Vaccine passports are white supremacist

 Has Joe Biden always been such an out and out racist?  ANSWER: Yes!


Implementing vaccine passports would be a white supremacist measure. This does not require a long explanation, so let's get straight to the point: poor people are much less likely to be vaccinated than higher-income persons.



According to Black Lives Matter and other civil-rights groups, it does not matter that this gap in immunization is not intended. It does not matter that the men and women managing the vaccine program and distribution, or administering it to the public, do not discriminate at the vaccine sites by the race of persons who come for the shots. 

Lack of deliberate intent does not excuse systemic racism. The fact that matters is this: "Black and Latino people are far more likely to live in poverty than white people, and despite having died at higher rates throughout the pandemic, they are receiving fewer vaccines than white people."  

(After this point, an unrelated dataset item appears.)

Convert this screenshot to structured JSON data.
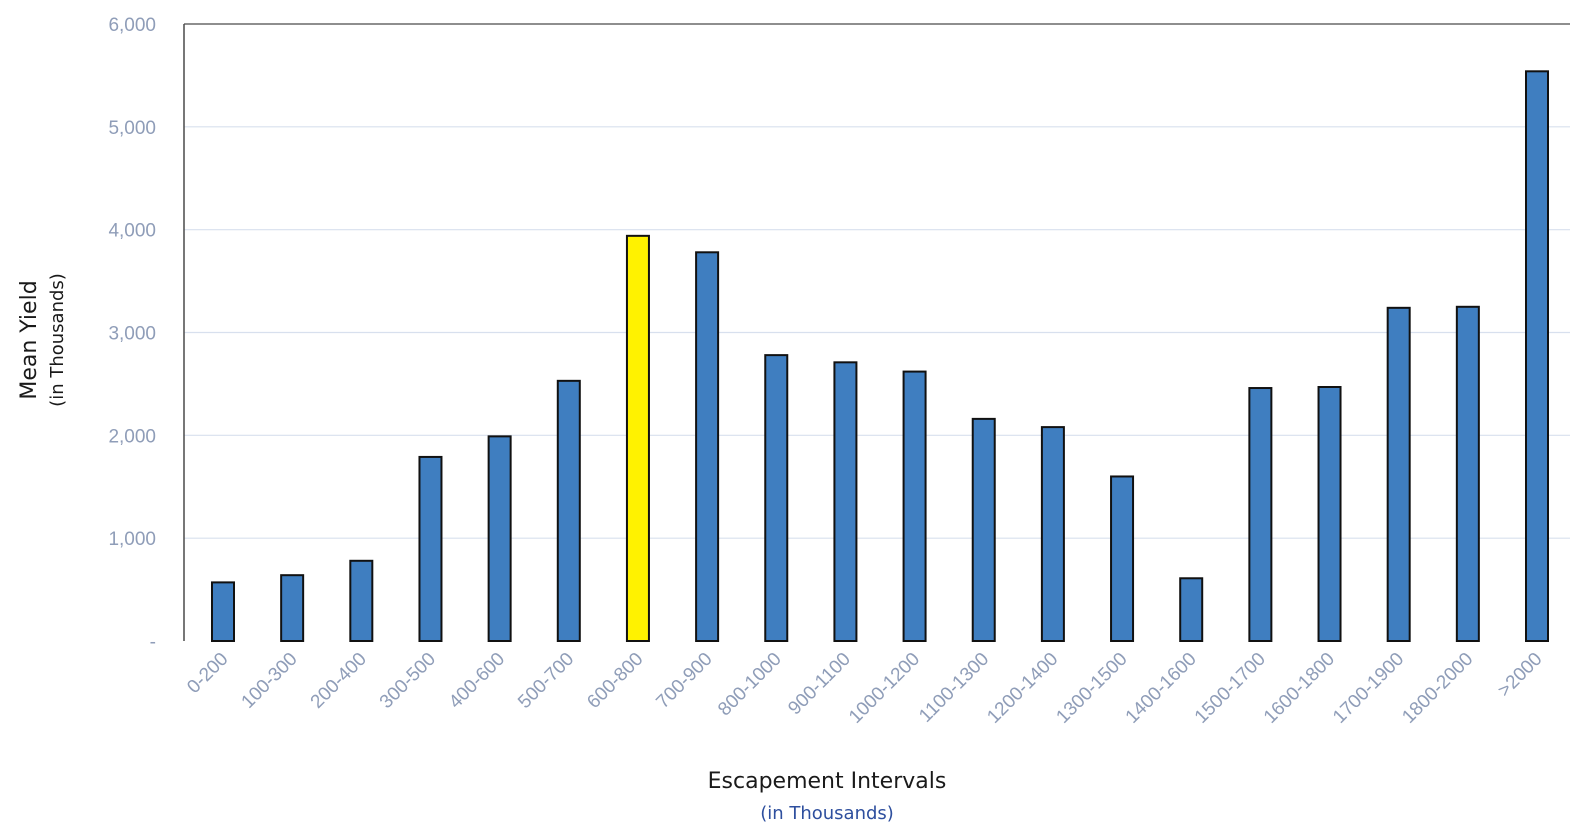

Vaccine passports will obviously be issued only to persons who have completed the vaccination shots. And that means that a vaccine-passport system will be just as racially unjust as vaccine administration. Passports will inevitably privilege white people over people of color. Whites will be advantaged for travel, for attendance at sporting events or even government functions open only to passport holders. And as CNN's report above indicates, also for employment and job assignments. Jim Crow could not have thought of a better way to widen the income and social inequality gaps between whites and POCs. 


 It is also worth remembering that in the former slave states, manumitted blacks were required to carry with them at all times their certificate of manumission. If they didn't and so failed to produce them on demand, they could be (and were) returned immediately to slavery. So there is a certain history of "show me your papers" for black people that whites do not have. A lot of criticism by whites of the vaccine passport has been to compare it to Nazi Germany or the Soviet Union. Fair enough. But for black Americans, a more apt comparison would be to compare it to the Confederate Home Guard, described by some historians as the Gestapo of the Confederacy.